As an aside, I keep reading about "one shot stops".....it's beginning to get to me. So my 9mm 127gr. +P+ has "only" a 90%+ (or whatever) one shot stop (estimate). Since I was planning on shooting the BG twice (or more) do I get 180% (or more)? LEO's are trained to double tap for a reason. Can't we have a discussion about two shot stops? Weather I'm wearing a .380 or a .45, I plan on firing more than once until he drops!
Ok, my rant is over......Best to all.
November 28th, 2010 01:07 PM
I can't help it. This is the same question I've always had. LOL If the Lysol anti-bacterial wipes claim they kill 99.9% of germs, does that mean that if I used two of them that it will kill the remaining .1% therefore killing 100%? LOL I just couldn't help it.
Originally Posted by rob1109
Glock 26 XD9sc
Ruger SR9c Ruger LCP
December 11th, 2010 09:57 AM
I may give the Ranger a try as well. I have typically carry the 135gr +p Gold Dot NYPD load in my 642, but have also carried the Remington 158gr +p LSWCHP FBI load. I like the fact that both are proven with enough actual data in police shootings to rely upon. I usually carry the Gold Dots in my speed strips because they don't get beat up in the pockets like the LSWCHP rounds. YMMV.
One Riot, One Ranger. Long live the Republic of Texas.
JOIN THE NRA AND DO IT TODAY!!
December 12th, 2010 05:23 AM
That new load is extremely enemic when it comes to energy. No better than your average .380 Auto load. The 130 gr Ranger calculates to only 201 ft/lbs of energy, while the 110 gr load has 278 ft/lbs.
Originally Posted by glockman10mm
That is a significant 38% increase in energy for the older 110 gr Ranger load.
This new 130 gr load was definitely created to satisfy those who believe in the myth of needing 12 inches of penetration.
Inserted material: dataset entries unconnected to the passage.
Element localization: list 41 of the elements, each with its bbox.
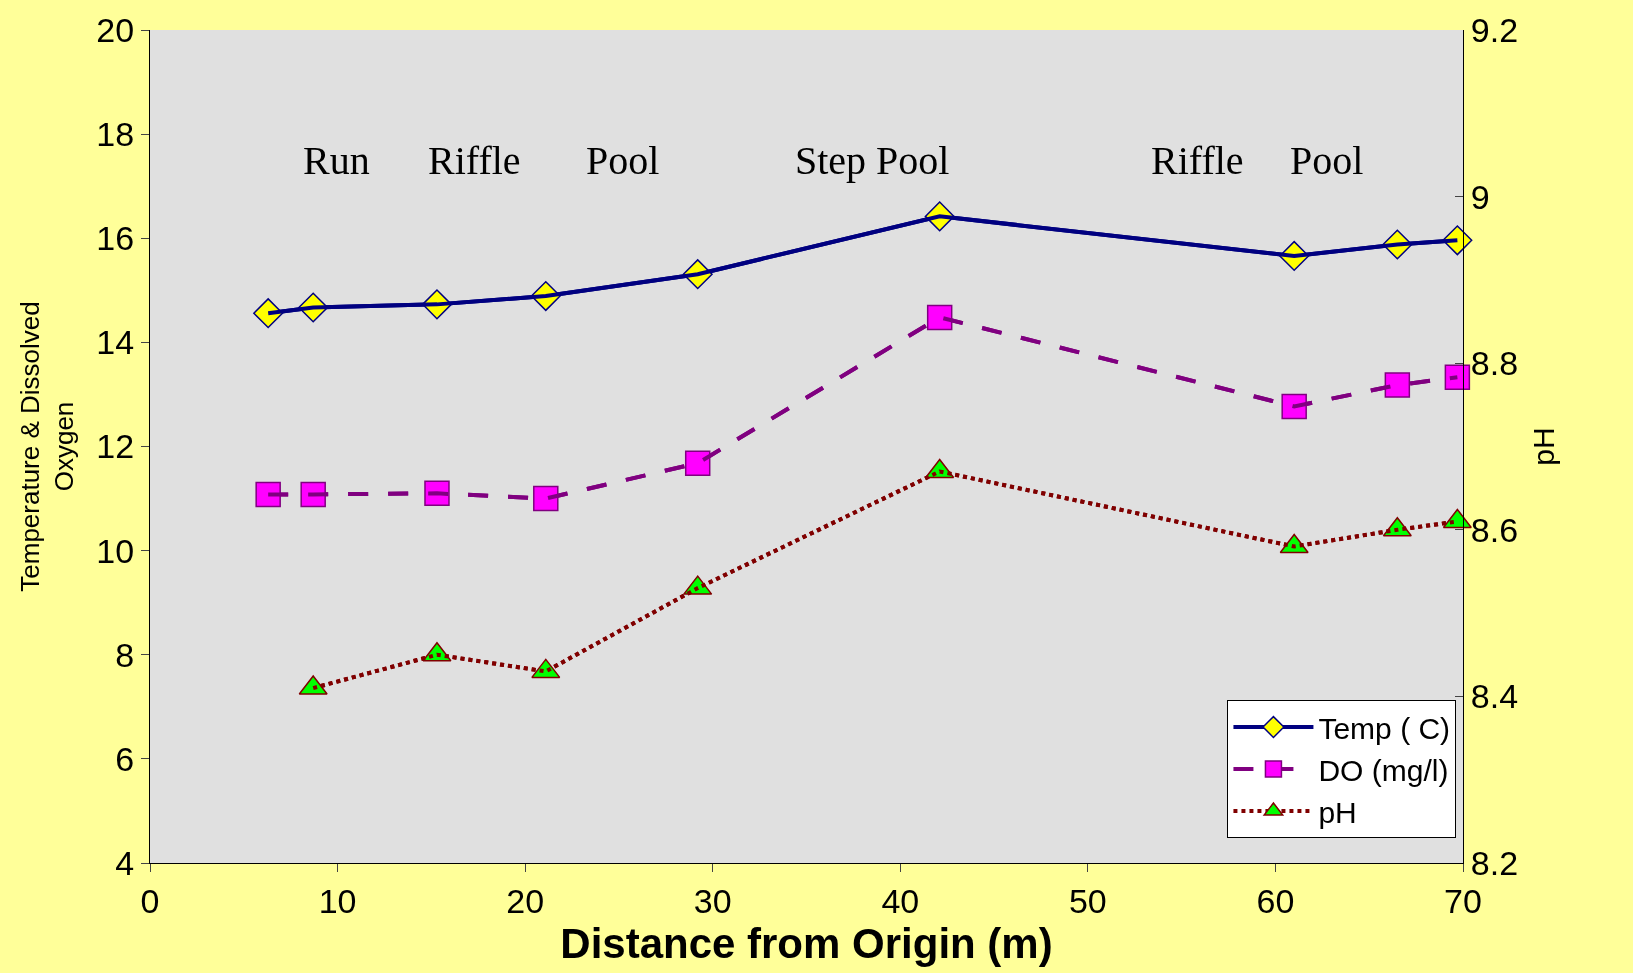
y-tick-label: 8: [115, 635, 135, 674]
y-tick-label: 18: [96, 115, 135, 154]
y-tick-label: 20: [96, 10, 135, 49]
x-tick-label: 50: [1068, 881, 1107, 920]
x-tick-label: 10: [318, 881, 357, 920]
y2-axis-title: pH: [1526, 427, 1560, 466]
y-tick-label: 10: [96, 531, 135, 570]
y2-tick-label: 9: [1470, 177, 1490, 216]
point: [684, 450, 711, 476]
x-tick-label: 60: [1256, 881, 1295, 920]
y-tick-label: 12: [96, 427, 135, 466]
y-tick-label: 6: [115, 739, 135, 778]
y-tick-label: 14: [96, 323, 135, 362]
point: [926, 304, 953, 331]
legend-label: Temp ( C): [1318, 711, 1451, 745]
y2-tick-label: 8.4: [1470, 677, 1519, 716]
y2-tick-label: 9.2: [1470, 10, 1519, 49]
y2-tick-label: 8.2: [1470, 843, 1519, 882]
annotation: Run: [303, 138, 370, 183]
annotation: Pool: [586, 138, 660, 183]
point: [1384, 372, 1411, 398]
annotation: Pool: [1290, 138, 1364, 183]
y2-tick-label: 8.6: [1470, 510, 1519, 549]
legend-label: pH: [1318, 795, 1357, 829]
y-tick-label: 4: [115, 843, 135, 882]
legend-label: DO (mg/l): [1318, 753, 1449, 787]
x-tick-label: 70: [1444, 881, 1482, 920]
point: [255, 481, 281, 508]
y-tick-label: 16: [96, 219, 135, 258]
x-axis-title: Distance from Origin (m): [560, 919, 1053, 967]
y2-tick-label: 8.8: [1470, 344, 1519, 383]
point: [533, 485, 559, 512]
x-tick-label: 20: [506, 881, 545, 920]
annotation: Riffle: [428, 138, 521, 183]
x-tick-label: 30: [693, 881, 732, 920]
x-tick-label: 40: [881, 881, 920, 920]
point: [1281, 393, 1307, 420]
x-tick-label: 0: [140, 881, 160, 920]
annotation: Riffle: [1151, 138, 1244, 183]
annotation: Step Pool: [795, 138, 950, 183]
y-axis-title: Temperature & Dissolved Oxygen: [14, 301, 79, 592]
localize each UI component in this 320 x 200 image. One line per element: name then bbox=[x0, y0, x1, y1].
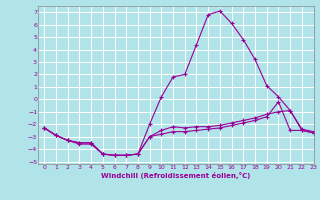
X-axis label: Windchill (Refroidissement éolien,°C): Windchill (Refroidissement éolien,°C) bbox=[101, 172, 251, 179]
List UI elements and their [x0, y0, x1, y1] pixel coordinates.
Deeper penetration is all that it has to offer.
December 12th, 2010 05:29 AM
I don't see a market for this load, unless it is for folks who want less recoil. It is certainly not a hot load. Much inferior to the Super-X FBI load in both energy and penetration, and significantly inferior to the 110 gr Ranger load for energy.
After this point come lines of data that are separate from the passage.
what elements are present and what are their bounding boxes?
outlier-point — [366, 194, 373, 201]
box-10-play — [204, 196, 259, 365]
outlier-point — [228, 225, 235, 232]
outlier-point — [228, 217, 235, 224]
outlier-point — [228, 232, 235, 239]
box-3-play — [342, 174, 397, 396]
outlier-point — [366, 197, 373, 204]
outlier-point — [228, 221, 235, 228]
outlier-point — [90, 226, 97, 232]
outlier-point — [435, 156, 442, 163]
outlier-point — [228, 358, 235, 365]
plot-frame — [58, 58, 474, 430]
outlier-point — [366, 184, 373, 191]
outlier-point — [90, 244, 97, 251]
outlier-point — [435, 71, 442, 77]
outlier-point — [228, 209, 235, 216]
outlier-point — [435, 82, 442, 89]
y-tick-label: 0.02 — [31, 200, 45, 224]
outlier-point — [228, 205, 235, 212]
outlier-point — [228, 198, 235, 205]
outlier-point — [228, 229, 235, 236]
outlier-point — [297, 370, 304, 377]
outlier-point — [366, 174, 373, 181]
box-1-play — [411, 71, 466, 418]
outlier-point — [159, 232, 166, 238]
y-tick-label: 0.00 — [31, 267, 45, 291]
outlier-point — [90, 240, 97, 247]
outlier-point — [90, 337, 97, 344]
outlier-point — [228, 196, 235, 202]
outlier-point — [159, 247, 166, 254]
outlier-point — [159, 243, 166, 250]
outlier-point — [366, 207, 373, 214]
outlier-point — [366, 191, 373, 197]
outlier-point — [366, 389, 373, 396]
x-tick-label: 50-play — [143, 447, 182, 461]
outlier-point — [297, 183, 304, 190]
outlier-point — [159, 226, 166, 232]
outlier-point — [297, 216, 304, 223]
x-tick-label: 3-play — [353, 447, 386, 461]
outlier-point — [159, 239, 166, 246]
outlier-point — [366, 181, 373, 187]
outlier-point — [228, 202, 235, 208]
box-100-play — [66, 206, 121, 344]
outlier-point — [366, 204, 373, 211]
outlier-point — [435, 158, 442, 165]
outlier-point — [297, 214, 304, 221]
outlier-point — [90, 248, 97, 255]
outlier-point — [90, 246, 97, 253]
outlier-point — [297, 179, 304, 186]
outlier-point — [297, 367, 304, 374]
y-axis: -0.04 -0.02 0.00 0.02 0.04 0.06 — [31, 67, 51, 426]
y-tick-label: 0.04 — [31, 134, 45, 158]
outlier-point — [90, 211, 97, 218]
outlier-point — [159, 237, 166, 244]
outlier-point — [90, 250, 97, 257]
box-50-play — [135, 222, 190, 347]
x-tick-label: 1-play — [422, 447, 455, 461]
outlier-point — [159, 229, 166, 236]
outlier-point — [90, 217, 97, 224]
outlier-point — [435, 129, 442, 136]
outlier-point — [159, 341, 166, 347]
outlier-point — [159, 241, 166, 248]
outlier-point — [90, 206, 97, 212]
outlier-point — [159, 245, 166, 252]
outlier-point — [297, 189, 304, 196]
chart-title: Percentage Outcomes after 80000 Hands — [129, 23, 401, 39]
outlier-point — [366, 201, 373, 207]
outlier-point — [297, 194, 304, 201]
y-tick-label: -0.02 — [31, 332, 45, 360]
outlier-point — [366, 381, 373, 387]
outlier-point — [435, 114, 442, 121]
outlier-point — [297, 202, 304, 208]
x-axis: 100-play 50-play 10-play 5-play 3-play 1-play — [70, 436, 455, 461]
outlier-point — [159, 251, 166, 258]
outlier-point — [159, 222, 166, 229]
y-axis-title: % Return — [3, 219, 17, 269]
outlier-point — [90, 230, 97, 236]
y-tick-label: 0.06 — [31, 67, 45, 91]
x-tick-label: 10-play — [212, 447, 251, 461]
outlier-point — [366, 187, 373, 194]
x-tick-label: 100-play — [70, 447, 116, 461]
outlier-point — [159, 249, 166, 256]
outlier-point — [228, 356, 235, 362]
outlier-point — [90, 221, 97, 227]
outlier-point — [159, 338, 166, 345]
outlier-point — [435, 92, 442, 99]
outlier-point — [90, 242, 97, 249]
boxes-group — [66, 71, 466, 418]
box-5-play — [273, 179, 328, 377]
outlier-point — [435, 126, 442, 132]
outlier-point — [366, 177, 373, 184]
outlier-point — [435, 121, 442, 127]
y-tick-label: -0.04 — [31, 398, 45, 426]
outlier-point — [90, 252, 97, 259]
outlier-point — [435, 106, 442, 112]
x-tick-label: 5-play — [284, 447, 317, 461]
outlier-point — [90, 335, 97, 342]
Originally Posted by glockman10mm
December 13th, 2010 11:15 AM
I think the target market for the load is the same folks who use the NYPD Gold Dot load. It's loaded much the same way.
I'm actually kind of surprised this thread has generated as much religious strife as it has. I'm not a zealot for any particular caliber or load. I understand that every handgun caliber is underpowered and that for any caliber somebody can whip out a pile of failure-to-stop stories, some quite spectacular.
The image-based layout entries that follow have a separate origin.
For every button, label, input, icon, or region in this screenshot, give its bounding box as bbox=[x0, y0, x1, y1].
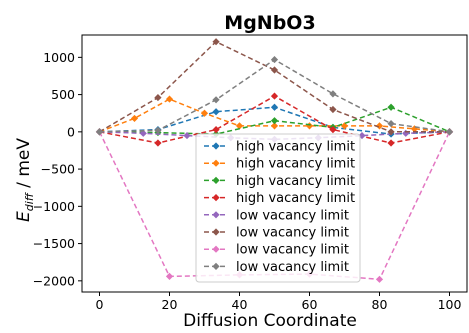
data-point bbox=[212, 38, 220, 46]
axis-ticks: 0 20 40 60 80 100 −2000 −1500 −1000 −500 0 500 1000 bbox=[33, 50, 462, 312]
series-8 bbox=[95, 55, 454, 136]
data-point bbox=[270, 122, 279, 130]
x-tick-label: 0 bbox=[96, 297, 104, 312]
legend-entry: low vacancy limit bbox=[204, 243, 349, 258]
y-axis-label-subscript: diff bbox=[23, 192, 36, 211]
x-tick-label: 60 bbox=[302, 297, 318, 312]
legend-label: low vacancy limit bbox=[236, 226, 349, 241]
data-point bbox=[387, 128, 395, 136]
legend-swatch-marker bbox=[212, 245, 220, 253]
legend-swatch-marker bbox=[212, 228, 220, 236]
data-point bbox=[387, 103, 395, 111]
legend-entry: high vacancy limit bbox=[204, 174, 355, 189]
data-point bbox=[130, 114, 139, 123]
data-point bbox=[329, 105, 337, 114]
y-axis-label-unit: / meV bbox=[14, 138, 34, 194]
y-axis-label: Ediff / meV bbox=[14, 138, 36, 222]
data-point bbox=[340, 122, 349, 130]
legend-label: high vacancy limit bbox=[236, 174, 355, 189]
y-tick-label: −2000 bbox=[33, 273, 75, 288]
y-tick-label: −1500 bbox=[33, 236, 75, 251]
legend-label: low vacancy limit bbox=[236, 243, 349, 258]
legend-label: high vacancy limit bbox=[236, 191, 355, 206]
legend-label: high vacancy limit bbox=[236, 140, 355, 155]
data-point bbox=[270, 117, 279, 125]
data-point bbox=[95, 128, 104, 136]
y-tick-label: 500 bbox=[51, 87, 75, 102]
data-point bbox=[165, 95, 174, 103]
data-point bbox=[402, 129, 410, 137]
chart-title: MgNbO3 bbox=[224, 12, 315, 34]
data-point bbox=[270, 66, 279, 74]
data-point bbox=[235, 122, 244, 130]
legend-entry: low vacancy limit bbox=[204, 208, 349, 223]
data-point bbox=[329, 126, 337, 134]
data-point bbox=[305, 122, 314, 130]
legend-swatch-marker bbox=[212, 159, 220, 167]
y-tick-label: 0 bbox=[67, 124, 75, 139]
data-point bbox=[154, 126, 162, 134]
data-point bbox=[445, 128, 454, 136]
x-tick-label: 40 bbox=[232, 297, 248, 312]
legend-entry: low vacancy limit bbox=[204, 226, 349, 241]
legend-swatch-marker bbox=[212, 176, 220, 184]
data-point bbox=[183, 131, 191, 140]
y-tick-label: 1000 bbox=[43, 50, 75, 65]
legend: high vacancy limit high vacancy limit high… bbox=[195, 133, 361, 283]
legend-label: low vacancy limit bbox=[236, 260, 349, 275]
y-axis-label-symbol: E bbox=[14, 211, 34, 222]
data-point bbox=[270, 103, 279, 111]
legend-swatch-marker bbox=[212, 262, 220, 270]
legend-label: high vacancy limit bbox=[236, 157, 355, 172]
data-point bbox=[200, 109, 209, 117]
legend-swatch-marker bbox=[212, 142, 220, 150]
y-tick-label: −1000 bbox=[33, 199, 75, 214]
data-point bbox=[387, 139, 395, 147]
data-point bbox=[165, 272, 174, 280]
data-point bbox=[154, 139, 162, 147]
x-axis-label: Diffusion Coordinate bbox=[183, 311, 357, 331]
legend-entry: high vacancy limit bbox=[204, 140, 355, 155]
x-tick-label: 100 bbox=[438, 297, 462, 312]
data-point bbox=[154, 93, 162, 102]
data-point bbox=[212, 96, 220, 104]
data-point bbox=[270, 92, 279, 100]
legend-entry: low vacancy limit bbox=[204, 260, 349, 275]
y-tick-label: −500 bbox=[41, 162, 75, 177]
data-point bbox=[375, 122, 384, 130]
x-tick-label: 20 bbox=[162, 297, 178, 312]
legend-label: low vacancy limit bbox=[236, 208, 349, 223]
data-point bbox=[212, 108, 220, 116]
legend-swatch-marker bbox=[212, 194, 220, 202]
legend-entry: high vacancy limit bbox=[204, 191, 355, 206]
legend-entry: high vacancy limit bbox=[204, 157, 355, 172]
x-tick-label: 80 bbox=[372, 297, 388, 312]
data-point bbox=[212, 126, 220, 134]
legend-swatch-marker bbox=[212, 211, 220, 219]
plot-frame bbox=[81, 34, 468, 293]
data-point bbox=[270, 55, 279, 64]
data-point bbox=[375, 275, 384, 283]
data-point bbox=[329, 90, 337, 98]
data-point bbox=[387, 120, 395, 128]
legend-box bbox=[195, 133, 361, 283]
If this load performs similarly to the 135-gr. GDHP load for snubbies, it might do fairly well. I mostly say that because it's way easier for me to find the Winchester load in 50-round boxes. I haven't seen 50-round boxes of the GDHP load in, well, forever.
December 13th, 2010 03:25 PM
What I see is that it is not near as fast as it should be for that light a bullet. There are several manufacturers that produce SD round that has a faster velocity. Why would anyone want to carry a light slower bullet?
December 13th, 2010 04:10 PM
I'm firmly attached to the +p 158 grain load in the .38 Special.
Charter Member of the DC .41 LC Society
“No possible rapidity of fire can atone for habitual carelessness of aim with the first shot.”